Recent buyers of certain light-truck tires produced in China have found themselves in the middle of a recall, with very little recourse. Apparently, there were some design issues that resulted in belt separations, so the federal government has ordered the manufacturer to recall and replace all of the tires.

But Uncle Sam can't just knock on the door of the North American headquarters as he has done in the past. Officials for the manufacturer have said they will not make financial restitution, so it's up to the importer and the dealers who sold the tires to remedy the situation.
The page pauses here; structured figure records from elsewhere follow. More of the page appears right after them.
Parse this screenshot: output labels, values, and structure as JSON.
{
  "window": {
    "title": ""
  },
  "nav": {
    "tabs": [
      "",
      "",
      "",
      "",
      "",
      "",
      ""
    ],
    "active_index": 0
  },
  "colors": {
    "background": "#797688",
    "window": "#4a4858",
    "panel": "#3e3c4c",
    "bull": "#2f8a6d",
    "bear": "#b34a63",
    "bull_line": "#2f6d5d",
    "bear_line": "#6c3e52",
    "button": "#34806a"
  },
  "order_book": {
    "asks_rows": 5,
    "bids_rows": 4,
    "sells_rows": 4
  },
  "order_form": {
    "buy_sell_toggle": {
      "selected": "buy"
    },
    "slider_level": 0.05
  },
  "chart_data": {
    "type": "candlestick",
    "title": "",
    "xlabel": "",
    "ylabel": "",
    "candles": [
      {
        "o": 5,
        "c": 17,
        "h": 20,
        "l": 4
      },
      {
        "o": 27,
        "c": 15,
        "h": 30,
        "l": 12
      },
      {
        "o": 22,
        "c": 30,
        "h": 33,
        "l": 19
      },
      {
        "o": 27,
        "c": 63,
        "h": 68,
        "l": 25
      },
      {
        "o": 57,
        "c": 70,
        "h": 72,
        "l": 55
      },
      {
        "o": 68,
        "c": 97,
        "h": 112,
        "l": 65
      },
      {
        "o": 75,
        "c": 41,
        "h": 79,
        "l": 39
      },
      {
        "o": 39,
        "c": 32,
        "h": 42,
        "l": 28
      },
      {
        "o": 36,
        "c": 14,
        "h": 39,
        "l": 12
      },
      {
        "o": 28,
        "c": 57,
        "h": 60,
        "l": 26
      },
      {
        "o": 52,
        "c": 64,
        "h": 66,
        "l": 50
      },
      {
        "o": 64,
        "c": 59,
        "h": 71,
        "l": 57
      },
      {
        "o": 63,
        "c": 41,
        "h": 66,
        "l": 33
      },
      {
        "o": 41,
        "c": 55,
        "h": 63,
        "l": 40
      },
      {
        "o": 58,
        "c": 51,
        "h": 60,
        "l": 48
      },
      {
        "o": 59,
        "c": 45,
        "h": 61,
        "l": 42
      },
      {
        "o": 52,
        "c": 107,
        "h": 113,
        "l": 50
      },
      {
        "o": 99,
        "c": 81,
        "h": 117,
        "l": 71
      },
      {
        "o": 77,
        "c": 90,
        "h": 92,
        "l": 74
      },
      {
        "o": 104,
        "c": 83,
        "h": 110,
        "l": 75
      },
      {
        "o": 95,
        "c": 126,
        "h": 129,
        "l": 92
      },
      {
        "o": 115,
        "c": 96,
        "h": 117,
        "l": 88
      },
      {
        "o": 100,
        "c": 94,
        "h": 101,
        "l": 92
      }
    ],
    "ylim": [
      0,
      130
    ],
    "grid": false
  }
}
When you purchase no-name tires that look like the name brand, you have few guarantees other than a cheaper price. You must take the manufacturer's word that the tires meet federal DOT test standards and will not come apart after a few thousand miles. And, as we're finding out with the recent recall of Chinese tires, if the manufacturer is not properly bonded or insured, you may be simply out of luck.

I'm not saying that truck tires produced outside of North America or so-called “look-alikes” are inferior products. In fact, some of the major tire companies have plants in China that maintain the same level of quality control as those in the West. And some lesser-known economy brands also have manufacturing facilities overseas that produce tires meeting federal test standards in the U.S.

But as the price of truck tires continues to rise, you may be more tempted to save a few bucks by going with the imposter. So before you sign on the dotted line, ask questions about the warranty and whether everyone in the chain is properly bonded and insured. You might save a few dollars today, but if things are not what they seem, you could be faced with a major expense down the road.